Do humans apply human-human scripts to AI interactions?
Does CASA theory correctly explain how people interact with media agents, or have decades of technology use created separate interaction scripts? Understanding which scripts drive behavior matters for AI design.
The original CASA (Computers Are Social Actors) framework posited that humans mindlessly apply human-human social scripts to interactions with computers. When a computer has "enough" social cues, people treat it like a person — assigning personality traits, applying stereotypes, making social judgments — even though they know it's not human.
The extended CASA challenges this. Through decades of increasing interaction with media agents, humans have developed and now mindlessly apply scripts specific to media-agent interaction. The evidence: longitudinal studies show that responses to social cues change systematically upon repeated interactions with media agents (Baxter et al., 2017; Bickmore & Picard, 2005; Kim & Lim, 2019). The changed responses are systematic, suggesting that the new media-derived scripts are applied just as mindlessly as the original human-human ones.

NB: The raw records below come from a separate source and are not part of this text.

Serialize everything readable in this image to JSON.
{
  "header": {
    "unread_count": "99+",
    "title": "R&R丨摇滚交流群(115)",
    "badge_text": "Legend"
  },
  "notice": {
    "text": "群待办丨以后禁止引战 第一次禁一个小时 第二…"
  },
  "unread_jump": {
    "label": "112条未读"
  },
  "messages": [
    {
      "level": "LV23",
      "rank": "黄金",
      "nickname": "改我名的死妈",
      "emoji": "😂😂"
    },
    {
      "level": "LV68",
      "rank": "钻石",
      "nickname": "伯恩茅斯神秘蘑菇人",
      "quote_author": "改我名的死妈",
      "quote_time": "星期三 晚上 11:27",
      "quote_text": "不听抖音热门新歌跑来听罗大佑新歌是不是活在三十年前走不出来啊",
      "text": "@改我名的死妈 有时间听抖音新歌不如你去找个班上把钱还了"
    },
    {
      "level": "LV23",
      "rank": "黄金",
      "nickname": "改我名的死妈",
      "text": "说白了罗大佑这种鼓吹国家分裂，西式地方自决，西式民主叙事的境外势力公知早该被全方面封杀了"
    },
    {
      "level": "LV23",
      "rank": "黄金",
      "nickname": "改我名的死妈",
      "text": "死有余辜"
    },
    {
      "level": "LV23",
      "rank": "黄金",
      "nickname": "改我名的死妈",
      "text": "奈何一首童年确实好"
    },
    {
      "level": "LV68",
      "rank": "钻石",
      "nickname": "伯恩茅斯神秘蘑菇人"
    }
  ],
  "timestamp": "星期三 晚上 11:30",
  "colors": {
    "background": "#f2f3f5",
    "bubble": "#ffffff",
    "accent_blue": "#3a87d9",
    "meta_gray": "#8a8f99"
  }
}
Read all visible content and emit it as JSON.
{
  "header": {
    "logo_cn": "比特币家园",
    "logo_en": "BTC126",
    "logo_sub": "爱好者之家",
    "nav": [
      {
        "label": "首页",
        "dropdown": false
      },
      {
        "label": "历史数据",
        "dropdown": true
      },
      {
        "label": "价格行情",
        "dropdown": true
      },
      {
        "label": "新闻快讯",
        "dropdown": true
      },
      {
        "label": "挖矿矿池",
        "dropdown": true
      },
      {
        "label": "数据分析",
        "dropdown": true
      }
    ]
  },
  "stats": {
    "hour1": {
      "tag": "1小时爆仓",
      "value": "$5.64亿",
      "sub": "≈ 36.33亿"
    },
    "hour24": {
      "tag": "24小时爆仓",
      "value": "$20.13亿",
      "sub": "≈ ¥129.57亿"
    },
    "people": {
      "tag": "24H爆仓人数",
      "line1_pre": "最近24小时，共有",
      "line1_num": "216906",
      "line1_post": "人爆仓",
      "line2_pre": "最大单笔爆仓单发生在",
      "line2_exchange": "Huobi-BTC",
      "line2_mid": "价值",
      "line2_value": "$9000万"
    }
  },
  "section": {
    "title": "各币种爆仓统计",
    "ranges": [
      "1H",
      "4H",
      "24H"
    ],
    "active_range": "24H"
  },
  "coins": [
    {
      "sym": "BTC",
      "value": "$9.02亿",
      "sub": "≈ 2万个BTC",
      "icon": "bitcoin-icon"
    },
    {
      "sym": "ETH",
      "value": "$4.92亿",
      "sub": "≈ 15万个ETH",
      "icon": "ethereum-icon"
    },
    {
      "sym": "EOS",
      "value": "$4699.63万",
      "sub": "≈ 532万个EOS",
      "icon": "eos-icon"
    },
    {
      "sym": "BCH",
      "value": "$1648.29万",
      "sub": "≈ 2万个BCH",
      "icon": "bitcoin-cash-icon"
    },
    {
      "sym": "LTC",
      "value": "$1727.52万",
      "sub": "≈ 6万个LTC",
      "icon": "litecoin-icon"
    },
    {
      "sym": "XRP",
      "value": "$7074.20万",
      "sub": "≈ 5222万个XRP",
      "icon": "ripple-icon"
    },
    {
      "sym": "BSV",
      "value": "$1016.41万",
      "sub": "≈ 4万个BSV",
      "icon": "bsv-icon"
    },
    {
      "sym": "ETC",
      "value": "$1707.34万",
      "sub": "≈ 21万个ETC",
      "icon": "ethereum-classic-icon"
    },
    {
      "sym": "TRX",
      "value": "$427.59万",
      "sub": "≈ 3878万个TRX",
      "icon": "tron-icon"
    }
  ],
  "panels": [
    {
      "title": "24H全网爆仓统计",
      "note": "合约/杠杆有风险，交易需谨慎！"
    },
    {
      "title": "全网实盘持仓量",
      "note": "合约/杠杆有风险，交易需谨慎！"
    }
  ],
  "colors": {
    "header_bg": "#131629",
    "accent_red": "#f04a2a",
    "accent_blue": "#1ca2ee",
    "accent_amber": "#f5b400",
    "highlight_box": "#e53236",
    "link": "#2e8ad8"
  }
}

This matters because it explains counterintuitive findings. If CASA were simply correct, people should always treat AI exactly like humans. But they don't — they have different initial expectations for media agents (Edwards, 2018), different response patterns, different thresholds for social engagement. These aren't refutations of CASA but evidence of a second script system that coexists with human-human scripts.
The practical implication for AI design is substantial. Since Does conversational style actually make AI more trustworthy?, the question becomes: which scripts are being activated? If users have media-specific scripts, then designing AI to mimic human conversation may be suboptimal. The extended CASA suggests researchers should "avoid reifying face-to-face communication as the gold standard" and explore why communication with a media agent may be preferred over communication with a human for certain tasks.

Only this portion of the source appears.